The most conservative option Innovator offers is a 30% buffer, but this does not
kick in until after the first 5% of losses. So if the market is down 5%, that is
all on you. The next 30% of losses are covered, and anything beyond that is back
on you.
If the S&P falls 38% - like it did in 2008 - you would be out only 8%.
Such protection comes at a premium. Buyers pay a fee of 0.79% - higher than
typical for ETF funds, but less than for mutual funds or a structured note.
Financial advisers are obviously taking notice, because assets under management
at Innovator are about $1.3 billion to date, Bond said.
For one thing, these ETFs are easier to manage than dealing with negotiated
contracts with banks, and you avoid credit risk issues. Plus, new clients can
come in without waiting until the next contract, said Tom Balcom, a certified
financial planner based in Fort Lauderdale, Florida.
DRAWBACKS
Peter Palion, a certified financial planner in New York who investigated this
option for clients, ultimately decided defined outcome ETFs are too complex.
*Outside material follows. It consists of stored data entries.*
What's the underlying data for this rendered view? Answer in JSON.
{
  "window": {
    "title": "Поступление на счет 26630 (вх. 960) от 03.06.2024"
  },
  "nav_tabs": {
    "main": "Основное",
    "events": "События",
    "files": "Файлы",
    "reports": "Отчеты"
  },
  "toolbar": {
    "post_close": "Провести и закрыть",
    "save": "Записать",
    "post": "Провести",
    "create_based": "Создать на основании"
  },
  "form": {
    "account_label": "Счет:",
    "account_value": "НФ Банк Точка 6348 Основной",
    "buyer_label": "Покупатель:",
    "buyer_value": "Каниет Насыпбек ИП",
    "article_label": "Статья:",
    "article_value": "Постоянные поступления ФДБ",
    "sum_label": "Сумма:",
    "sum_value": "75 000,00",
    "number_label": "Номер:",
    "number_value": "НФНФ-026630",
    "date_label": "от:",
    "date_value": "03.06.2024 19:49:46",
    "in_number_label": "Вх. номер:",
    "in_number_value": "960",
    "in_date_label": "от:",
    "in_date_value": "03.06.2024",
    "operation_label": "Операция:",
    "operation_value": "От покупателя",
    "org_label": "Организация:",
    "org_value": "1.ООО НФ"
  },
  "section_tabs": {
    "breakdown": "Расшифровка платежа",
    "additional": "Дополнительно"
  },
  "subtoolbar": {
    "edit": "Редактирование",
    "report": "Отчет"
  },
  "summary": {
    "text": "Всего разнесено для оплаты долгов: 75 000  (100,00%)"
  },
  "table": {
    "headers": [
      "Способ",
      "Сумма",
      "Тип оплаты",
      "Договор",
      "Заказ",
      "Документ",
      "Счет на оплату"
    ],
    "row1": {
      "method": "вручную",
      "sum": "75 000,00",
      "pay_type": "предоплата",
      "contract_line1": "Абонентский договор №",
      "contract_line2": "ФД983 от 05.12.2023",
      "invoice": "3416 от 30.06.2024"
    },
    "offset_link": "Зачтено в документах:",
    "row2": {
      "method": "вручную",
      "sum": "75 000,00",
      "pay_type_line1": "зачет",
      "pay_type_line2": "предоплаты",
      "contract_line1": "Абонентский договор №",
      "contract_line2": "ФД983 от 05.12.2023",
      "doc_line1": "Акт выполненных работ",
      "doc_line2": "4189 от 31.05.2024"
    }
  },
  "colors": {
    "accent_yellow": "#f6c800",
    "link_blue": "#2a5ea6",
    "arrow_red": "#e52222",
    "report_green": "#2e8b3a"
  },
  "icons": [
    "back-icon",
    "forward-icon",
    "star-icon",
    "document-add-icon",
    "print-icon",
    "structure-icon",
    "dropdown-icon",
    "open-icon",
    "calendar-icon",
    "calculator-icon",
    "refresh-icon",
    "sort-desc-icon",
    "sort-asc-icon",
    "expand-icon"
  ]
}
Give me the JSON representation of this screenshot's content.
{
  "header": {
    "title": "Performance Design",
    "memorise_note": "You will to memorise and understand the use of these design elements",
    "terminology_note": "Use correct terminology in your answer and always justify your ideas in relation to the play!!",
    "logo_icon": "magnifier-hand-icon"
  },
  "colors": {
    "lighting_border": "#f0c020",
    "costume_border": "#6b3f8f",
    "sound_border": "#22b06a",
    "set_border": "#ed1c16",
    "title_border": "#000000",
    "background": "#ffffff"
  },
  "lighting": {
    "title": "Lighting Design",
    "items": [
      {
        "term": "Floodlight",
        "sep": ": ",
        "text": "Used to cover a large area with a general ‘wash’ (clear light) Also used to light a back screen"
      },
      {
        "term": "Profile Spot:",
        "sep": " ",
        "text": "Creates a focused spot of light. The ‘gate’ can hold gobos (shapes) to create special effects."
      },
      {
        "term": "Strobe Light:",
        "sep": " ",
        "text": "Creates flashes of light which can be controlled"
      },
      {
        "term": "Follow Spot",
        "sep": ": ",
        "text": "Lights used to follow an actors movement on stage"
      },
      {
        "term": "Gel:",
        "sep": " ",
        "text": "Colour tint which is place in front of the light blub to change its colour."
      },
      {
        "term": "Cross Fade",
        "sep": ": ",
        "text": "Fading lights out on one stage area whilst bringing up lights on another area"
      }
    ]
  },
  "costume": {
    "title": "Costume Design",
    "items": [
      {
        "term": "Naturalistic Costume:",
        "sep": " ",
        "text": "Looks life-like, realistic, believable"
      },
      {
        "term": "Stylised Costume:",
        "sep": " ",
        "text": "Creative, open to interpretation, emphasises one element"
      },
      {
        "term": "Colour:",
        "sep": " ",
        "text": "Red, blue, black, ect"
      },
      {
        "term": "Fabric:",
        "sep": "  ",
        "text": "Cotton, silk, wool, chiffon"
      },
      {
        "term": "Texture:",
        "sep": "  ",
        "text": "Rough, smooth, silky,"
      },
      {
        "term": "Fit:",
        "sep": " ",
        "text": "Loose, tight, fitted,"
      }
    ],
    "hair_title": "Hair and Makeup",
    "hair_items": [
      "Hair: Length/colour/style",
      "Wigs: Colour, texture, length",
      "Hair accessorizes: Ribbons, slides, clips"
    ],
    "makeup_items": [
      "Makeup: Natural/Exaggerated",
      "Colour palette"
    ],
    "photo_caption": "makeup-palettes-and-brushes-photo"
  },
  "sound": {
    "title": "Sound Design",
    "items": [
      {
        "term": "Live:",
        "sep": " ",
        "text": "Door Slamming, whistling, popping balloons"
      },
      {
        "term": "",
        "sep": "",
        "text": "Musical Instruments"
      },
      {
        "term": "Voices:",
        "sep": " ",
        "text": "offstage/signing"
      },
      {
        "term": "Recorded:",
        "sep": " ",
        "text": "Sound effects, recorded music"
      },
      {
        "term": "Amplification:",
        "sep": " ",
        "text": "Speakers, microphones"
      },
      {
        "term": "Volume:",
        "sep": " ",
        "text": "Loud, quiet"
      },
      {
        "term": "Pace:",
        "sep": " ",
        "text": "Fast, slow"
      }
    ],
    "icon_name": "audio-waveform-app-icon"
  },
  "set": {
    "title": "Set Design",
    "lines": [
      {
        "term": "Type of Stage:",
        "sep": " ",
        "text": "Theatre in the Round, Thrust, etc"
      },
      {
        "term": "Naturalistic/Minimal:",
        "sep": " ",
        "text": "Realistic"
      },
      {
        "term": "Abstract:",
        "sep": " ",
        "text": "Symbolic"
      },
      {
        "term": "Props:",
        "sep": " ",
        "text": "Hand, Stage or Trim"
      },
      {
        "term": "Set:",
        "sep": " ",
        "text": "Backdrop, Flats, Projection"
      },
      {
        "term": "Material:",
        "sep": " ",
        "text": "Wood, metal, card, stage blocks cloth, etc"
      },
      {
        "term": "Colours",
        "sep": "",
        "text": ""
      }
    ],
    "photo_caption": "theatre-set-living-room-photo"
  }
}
"This does not give you full protection, and the amount of protection it gives
is fairly expensive," he said.
Ken Nuttall, a certified financial planner in New York, is intrigued about
defined outcome ETFs, but also worries about stress-testing the concept.
"That’s always the issue on any new ETF. The proof is in the pudding," he said.
Bond notes that the Innovator funds prevailed during a rocky period last
October, when the S&P went below the buffer.
"It traded through. We had no issues," Bond said.